Amor, pérdida y vejez
Resumes muy bien el imperativo de rendimiento en dos palabras: “Gozar acumulando”. Hoy se goza acumulando: likes, cuerpos, experiencias, propiedades. En otro momento del libro encuentro una fórmula muy hermosa que dice: “Aprender a perder”. No puedo leer una sin pensar en la otra. ¿Qué significa aprender a perder?
El término me vino de mi propia experiencia analítica. Lo que vengo a decir es que el que no sabe perder, el que no puede perder, el que no aprende a perder, no puede vivir. Vivir es aprender a perder, sin identificarnos con lo perdido.
En esa pérdida se pone en juego lo más original del sujeto. Siempre y cuando no nos aferremos a lo perdido. El que quiere ganar siempre, el que se quiere quedar con todo, queda preso finalmente de un imperativo de acumulación que no funciona en ninguna lógica deseante.
Para mí aprender a perder, cuando tuve que dejar mi país natal tras el golpe de Estado de 1976, fue una lección iluminadora. Por mucho que sufriese la pérdida, no quise quedar fijado en una posición melancólica. Entendí que me podía interesar mucho España sin dejar de sentir la pérdida de Argentina. Y para que me interesase mucho España tenía que soltar con esas comunidades de exiliados que estaban todo el día rindiendo culto a lo perdido.
“Para mí aprender a perder, cuando tuve que dejar mi país natal tras el golpe de Estado de 1976”
Pasa lo mismo con la vejez, se puede envejecer sin tantos miedos, pero hoy sin embargo vemos viejos terriblemente asustados por todo. Como dice Bifo, hoy estamos gobernados por viejos blancos aterrorizados, como Biden y Putin, que amenazan por llevarse el mundo por delante.
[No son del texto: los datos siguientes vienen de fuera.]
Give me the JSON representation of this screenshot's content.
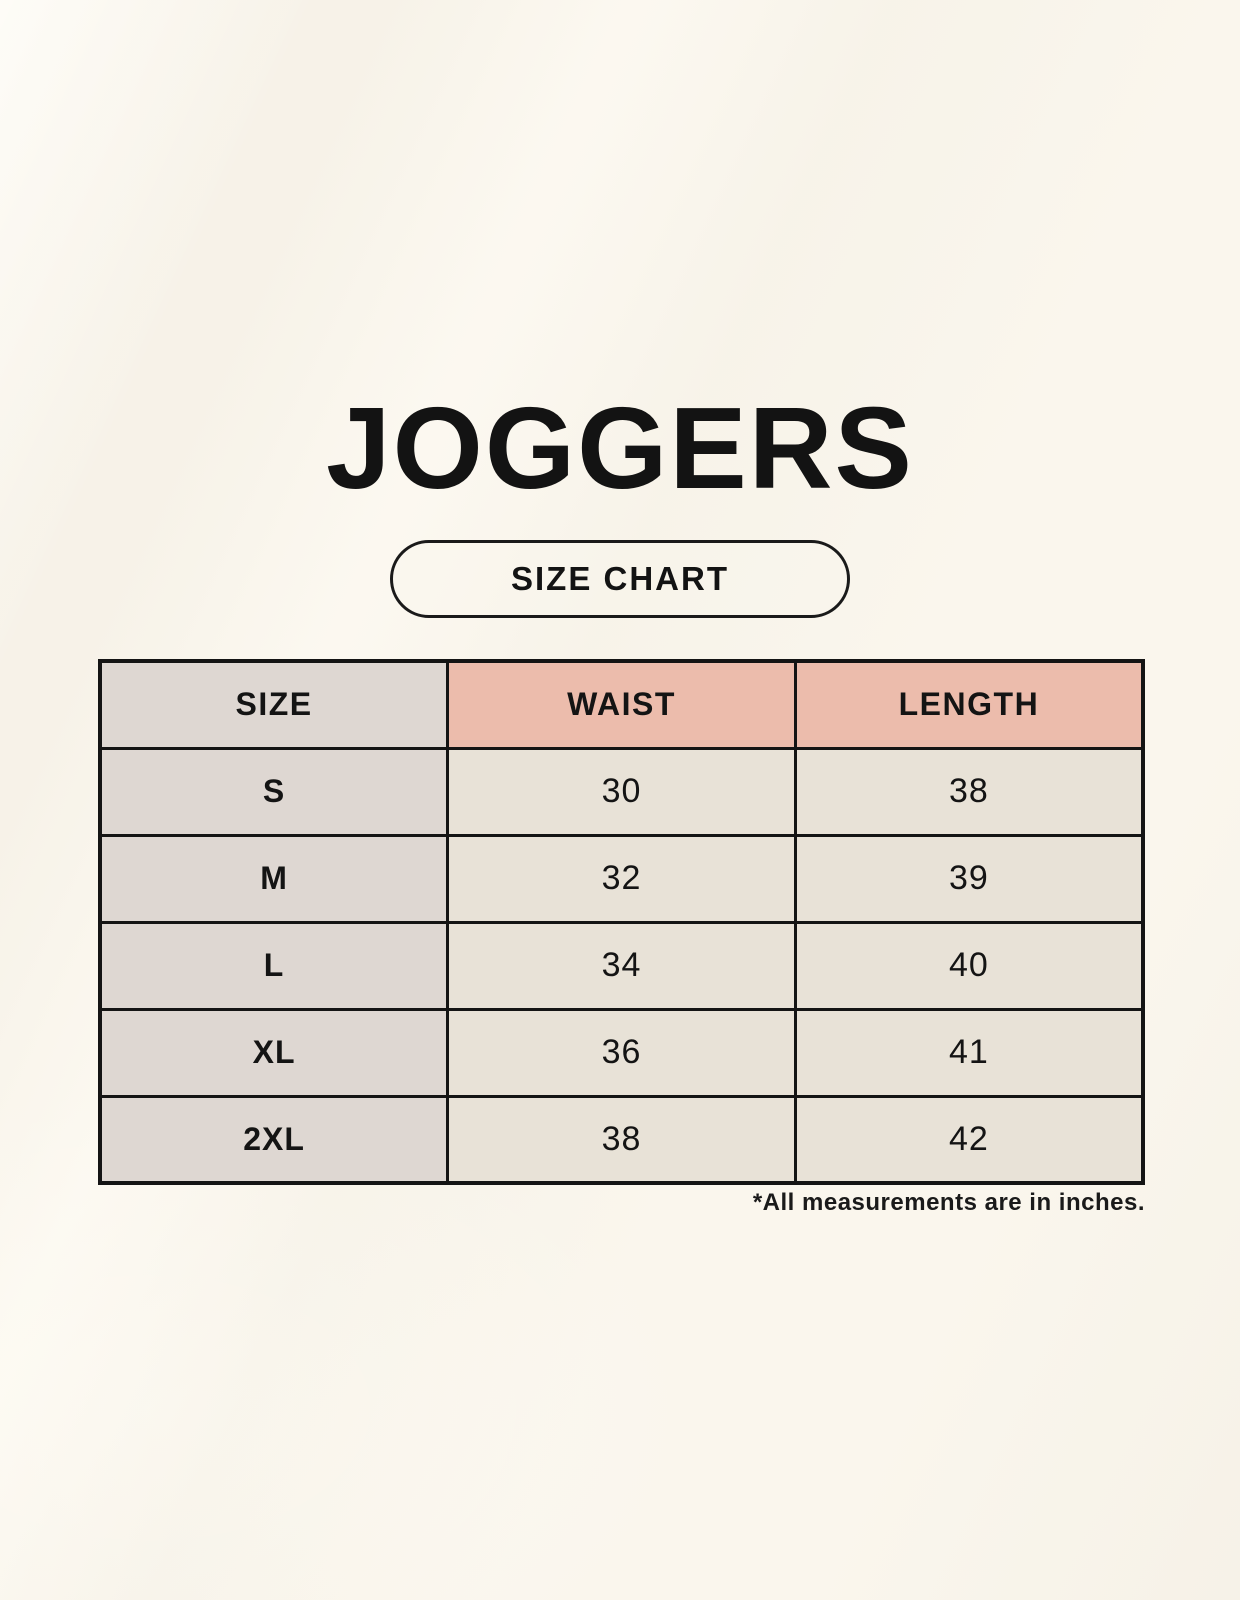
{
  "header": {
    "title": "JOGGERS",
    "badge_label": "SIZE CHART"
  },
  "chart_data": {
    "type": "table",
    "title": "JOGGERS",
    "subtitle": "SIZE CHART",
    "columns": [
      "SIZE",
      "WAIST",
      "LENGTH"
    ],
    "rows": [
      [
        "S",
        "30",
        "38"
      ],
      [
        "M",
        "32",
        "39"
      ],
      [
        "L",
        "34",
        "40"
      ],
      [
        "XL",
        "36",
        "41"
      ],
      [
        "2XL",
        "38",
        "42"
      ]
    ],
    "footnote": "*All measurements are in inches."
  },
  "colors": {
    "background_cream": "#faf6ed",
    "header_pink": "#ecbcac",
    "size_column_taupe": "#ded7d2",
    "cell_cream": "#e8e2d7",
    "border_black": "#141414"
  }
}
El libro está atravesado de punta a punta por la reflexión sobre el amor. Freud, en las últimas páginas de El malestar en la cultura, dice: “Finalmente sólo Eros puede sujetar a la pulsión de muerte”. ¿Es también así para ti?
Estoy de acuerdo con Freud. Lacan tiene otra fórmula, que acompaña a la de Freud: “Sólo el amor permite que el goce condescienda al deseo”. Si el goce tiene que encontrar un límite, que lo encuentre en el amor. Si el goce tiene que pasar por el deseo, lo cual es muy sano, mejor que lo haga de la mano del amor. No veo solución política que no pase por Eros, sin que haya aquí ninguna invitación ingenua a la transgresión. Sólo Eros puede establecer un puente necesario entre goce y deseo, entre deseo y pulsión de muerte. Abrir el deseo a la relación con el otro, con los otros, de los que el goce no quiere saber nada.
Es la gran cuestión del amor y el perdón. Esos grandes amores que no pueden perdonar nada, dudo de que sean tan grandes amores. La condescendencia al deseo es una invitación a perdonarse y perdonar al otro. Entregarse a la vida amorosa pasa necesariamente por aquí.